En plus de sa popularité, Markus Söder a un avantage considérable sur Armin Laschet: il est un caméléon politique. Précurseur sur les questions écologiques au sein de la CSU, il avait effectué un virage à droite sur les questions migratoires et sécuritaires après les attentats de Paris en 2015 pour ensuite se recentrer depuis les élections de 2018. Il pourrait donc être le candidat idéal pour rassembler les deux ailes de la CDU tout en étant capable de former une coalition avec les Verts. Un élément joue néanmoins contre lui. Les deux élections où l’union CDU/CSU était conduite par le chef de la CSU ont été des défaites. Markus Söder devra donc réussir à convaincre qu’il n’est pas un tenant de l’égoïsme bavarois traditionnel mais qu’il peut être le chancelier d’une Allemagne ouverte aussi bien en Europe qu’à l’intérieur vis-à-vis de l’ex-Allemagne de l’est.

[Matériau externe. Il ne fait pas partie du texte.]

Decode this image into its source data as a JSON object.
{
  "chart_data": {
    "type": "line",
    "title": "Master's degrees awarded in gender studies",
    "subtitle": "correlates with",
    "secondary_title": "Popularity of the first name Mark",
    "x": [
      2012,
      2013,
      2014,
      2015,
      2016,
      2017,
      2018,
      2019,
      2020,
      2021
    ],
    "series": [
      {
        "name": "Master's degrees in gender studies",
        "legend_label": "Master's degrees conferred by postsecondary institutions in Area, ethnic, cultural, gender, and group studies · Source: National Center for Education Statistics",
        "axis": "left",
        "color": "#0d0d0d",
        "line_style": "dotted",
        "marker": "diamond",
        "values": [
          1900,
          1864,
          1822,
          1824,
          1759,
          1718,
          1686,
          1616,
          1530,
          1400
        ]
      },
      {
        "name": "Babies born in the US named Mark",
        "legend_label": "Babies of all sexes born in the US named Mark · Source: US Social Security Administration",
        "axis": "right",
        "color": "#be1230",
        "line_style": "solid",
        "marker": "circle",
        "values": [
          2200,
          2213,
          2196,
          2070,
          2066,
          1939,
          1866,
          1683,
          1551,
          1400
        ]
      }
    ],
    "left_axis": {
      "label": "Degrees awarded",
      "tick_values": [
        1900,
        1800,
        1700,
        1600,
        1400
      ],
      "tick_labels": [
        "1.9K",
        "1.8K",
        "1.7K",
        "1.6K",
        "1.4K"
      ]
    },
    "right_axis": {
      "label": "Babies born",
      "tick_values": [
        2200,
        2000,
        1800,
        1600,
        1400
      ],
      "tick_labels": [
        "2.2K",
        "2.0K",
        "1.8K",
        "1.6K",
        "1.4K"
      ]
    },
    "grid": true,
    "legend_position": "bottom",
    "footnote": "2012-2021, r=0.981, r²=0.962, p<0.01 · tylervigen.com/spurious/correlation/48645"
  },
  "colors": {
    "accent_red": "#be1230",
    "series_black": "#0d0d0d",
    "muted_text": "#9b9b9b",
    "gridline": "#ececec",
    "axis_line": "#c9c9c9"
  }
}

Le choix du candidat devrait avoir lieu à la mi-mars après des élections régionales en Bade-Würtemberg (seul Land dirigé par les Verts, en coalition avec la CDU) et en Rhénanie-Palatinat (dirigé par le SPD, en coalition avec les Verts et le FDP). Un échec de la CDU à s’emparer de ces deux régions marquerait sans doute la fin des ambitions d’Armin Laschet et conduirait à une candidature de Markus Söder.